Не ответил плотник Севрук на эти слова, только еще один шаг сделал по направлению к проруби. Именно в этот момент с громким скрипом снега под шинами "газика" подъехал доктор Неглович. Остановил машину, вышел из нее и скромно втиснулся в толпу, которая с радостью встретила его приезд. Ведь доктор дал этим доказательство, что он, как и его отец, хорунжий Неглович, не возносится в деревне над другими. Но все же приезд доктора не ушел от внимания Севрука, который, как обычно, решил оказать доктору надлежащее почтение. Отвернулся Севрук от проруби, снял кожаную пилотку и поклонился доктору, а тот поклонился ему с таким же большим уважением, сняв свою шапку из барсука. Потом плотник Севрук снова надел на голову кожаную пилотку и переступил с ноги на ногу. Чем-то бестактным показалось ему уйти с этого света без слова, потому что он участвовал во многих похоронных торжествах, и всегда кто-нибудь какие-нибудь хорошие слова в это время говорил. А поскольку никто не спешил это сделать, плотник Севрук сказал своим низким, рокочущим голосом: – Я топлюсь, потому что начальник Гвязда забрал у меня корову за долги. После этих слов посмотрел плотник Севрук на свою жену, которая в этот момент должна была, по его мнению, громко заплакать. Глянул на сыновей, которые также должны были зарыдать. Но мамуське было слишком любопытно, каким образом ее муж утопится в такой маленькой проруби и в таком мелком месте, и она даже выказывала нетерпение, что муж так долго тянет, говоря очевидные вещи – ведь всем давно было известно, что он будет топиться не почему-либо, а именно из-за долгов. А сыновьям Севрука не до плача было, они хотели домой, потому что ноги у них начали мерзнуть.
Почувствовал, похоже, Севрук нетерпение собственной семьи, а также толпы, собравшейся у озера. Тогда он очень медленно наклонился к проруби и, как это привыкли делать люди перед купанием, сунул в воду свой указательный палец, чтобы узнать, какая там температура. Ни его самого, ни кого-то из присутствующих не удивил этот жест, хоть будущему утопленнику должно быть все равно, в какой воде он утопится: теплой, холодной или ледяной.
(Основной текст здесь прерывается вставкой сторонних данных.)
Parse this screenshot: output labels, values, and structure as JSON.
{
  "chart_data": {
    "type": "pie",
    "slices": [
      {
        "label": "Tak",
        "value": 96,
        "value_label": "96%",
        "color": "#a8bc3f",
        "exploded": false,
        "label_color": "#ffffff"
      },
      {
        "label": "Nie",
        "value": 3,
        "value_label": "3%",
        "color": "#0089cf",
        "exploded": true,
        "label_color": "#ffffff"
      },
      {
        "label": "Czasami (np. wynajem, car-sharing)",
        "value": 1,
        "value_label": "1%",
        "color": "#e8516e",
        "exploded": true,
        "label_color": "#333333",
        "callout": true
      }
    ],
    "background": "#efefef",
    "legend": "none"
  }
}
Потом плотник Севрук слегка присел и, по обычаю сельских парней, которые собираются нырять, зажал двумя пальцами себе нос, чтобы ему в нос вода не затекла. Почему? Об этом тоже никто не подумал, но всем было ясно, что наступила последняя минута, когда они видят живого Севрука, потому что в следующую он оттолкнется пятками ото льда и исчезнет в зеленоватой пучине проруби.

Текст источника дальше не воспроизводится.